Tavernerio: Casa di spiritualità missionaria
La Casa Saveriana di Tavernerio ha avuto in passato di trasformazioni tanto strane quanto improvvise. È stata ospedale, Casa per religiosi anziani, Studentato liceale, noviziato, ed ora è Casa di spiritualità missionaria e di formazione permanente. Casa è un richiamo all'intimità della famiglia.
Non è semplice, anche per noi che ci viviamo, rendersi conto dell'identità dei gruppi che passano con noi giornate o una settimana di riflessione e di preghiera.
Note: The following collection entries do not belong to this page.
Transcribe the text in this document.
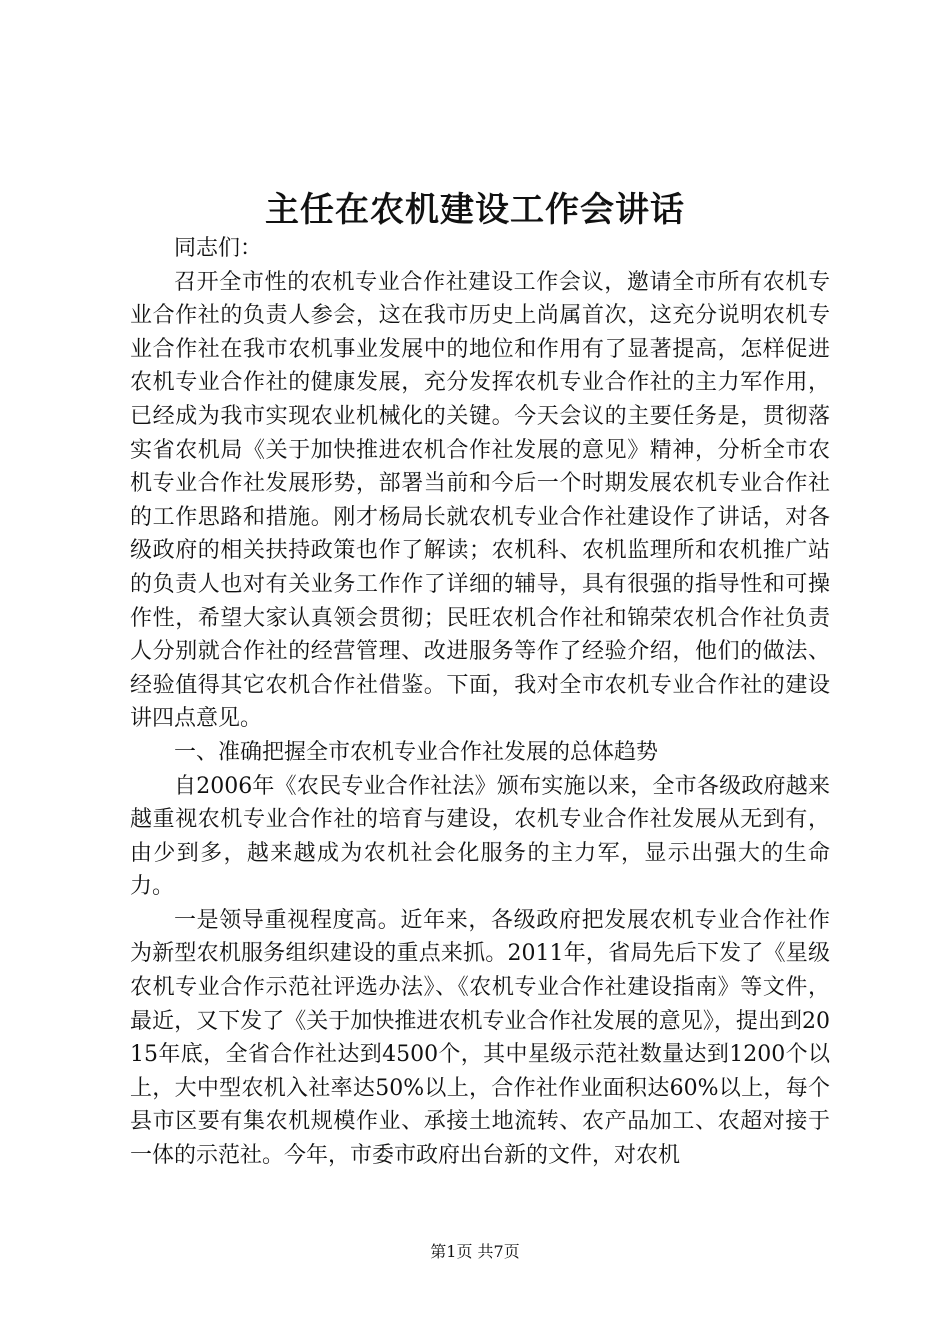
主任在农机建设工作会讲话

同志们：

召开全市性的农机专业合作社建设工作会议，邀请全市所有农机专业合作社的负责人参会，这在我市历史上尚属首次，这充分说明农机专业合作社在我市农机事业发展中的地位和作用有了显著提高，怎样促进农机专业合作社的健康发展，充分发挥农机专业合作社的主力军作用，已经成为我市实现农业机械化的关键。今天会议的主要任务是，贯彻落实省农机局《关于加快推进农机合作社发展的意见》精神，分析全市农机专业合作社发展形势，部署当前和今后一个时期发展农机专业合作社的工作思路和措施。刚才杨局长就农机专业合作社建设作了讲话，对各级政府的相关扶持政策也作了解读；农机科、农机监理所和农机推广站的负责人也对有关业务工作作了详细的辅导，具有很强的指导性和可操作性，希望大家认真领会贯彻；民旺农机合作社和锦荣农机合作社负责人分别就合作社的经营管理、改进服务等作了经验介绍，他们的做法、经验值得其它农机合作社借鉴。下面，我对全市农机专业合作社的建设讲四点意见。

一、准确把握全市农机专业合作社发展的总体趋势

自2006年《农民专业合作社法》颁布实施以来，全市各级政府越来越重视农机专业合作社的培育与建设，农机专业合作社发展从无到有，由少到多，越来越成为农机社会化服务的主力军，显示出强大的生命力。

一是领导重视程度高。近年来，各级政府把发展农机专业合作社作为新型农机服务组织建设的重点来抓。2011年，省局先后下发了《星级农机专业合作示范社评选办法》、《农机专业合作社建设指南》等文件，最近，又下发了《关于加快推进农机专业合作社发展的意见》，提出到2015年底，全省合作社达到4500个，其中星级示范社数量达到1200个以上，大中型农机入社率达50%以上，合作社作业面积达60%以上，每个县市区要有集农机规模作业、承接土地流转、农产品加工、农超对接于一体的示范社。今年，市委市政府出台新的文件，对农机

第1页 共7页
Una cosa, tuttavia, è certa: che noi padri stiamo godendo e usufruendo della presenza di tante persone che vivono una ricca vita interiore, di unione e di amore a Dio. Impossibile raccontare, in poche righe, la ricchezza spirituale che questi nostri graditissimi ospiti ci offrono, e le benedizioni che attirano sulla nostra Casa. Sono segno della Provvidenza che guida ognuno di noi per strade invisibili, attraverso il mistero Pasquale, all'incontro con Cristo, e che addolcisce le asperità della vita, facendo amare quelli che altrimenti sarebbe impossibile amare.
Il gruppo Condivisione e Amicizia, diretto dalle Piccole Apostole della Carità, ha trascorso tre giorni insieme ad un gruppo di disabili provenienti da tutte le città del Nord Italia, dei quali non ho voluto, per rispetto, fare una foto. Erano accuditi da adulti, uomini e signore, da giovani e ragazze, i quali, quasi con connaturata e delicata attenzione, giorno e notte, senza preoccuparsi del tempo, della fatica e di se stessi, li hanno serviti con commovente amore. Fu una testimonianza di "vita donata".
Loro vengono per sentire da noi la Parola e noi abbiamo bisogno dei loro esempi per incarnare la Parola nella nostra vita. Quanta ricchezza ci è donata a buon prezzo! A tutti i Gruppi, Movimenti sacerdotali e laici, manifestiamo la nostra riconoscenza per essere fonte di grazia e di benedizioni di Dio sulla nostra Casa. Tornate ancora. Grazie!
Benvenuto nella nostra Casa, p. Gabriele!
Padre Ferrari Gabriele, di Vittorino e Pomarolli Ines, è nato a Rovereto (Tn) nel 1940. Battezzandolo il sacerdote deve aver esagerato un po' nel dargli il "sale della sapienza". Entrò nel Seminario di Trento dove completò gli studi. Quattro mesi dopo l'ordinazione sacerdotale avvenuta nel 1964, i parenti e amici che si aspettavano da lui una felice carriera ecclesiastica, lo salutarono alle porte del noviziato Saveriano di Nizza Monferrato.
Dopo un breve tirocinio in Italia fu destinato al Burundi e a quella missione rimase fortemente affezionato. Fu Superiore Generale dei Saveriani dal 1977 al 1989 e sperimentò quanto sia entusiasmante dirigere una Congregazione sparsa in tutto il mondo in un periodo di crisi di certi valori civili e religiosi.
Ora dividerà le fatiche del ministero con i padri della nostra Comunità a servizio della diocesi comasca e della Congregazione, donando tempo e capacità anche alla formazione permanente dei confratelli membri del nostro Istituto. Oltre al sale battesimale, la foto rivela suggestivamente che non gli mancano presenza né maestà. Auguri di cuore!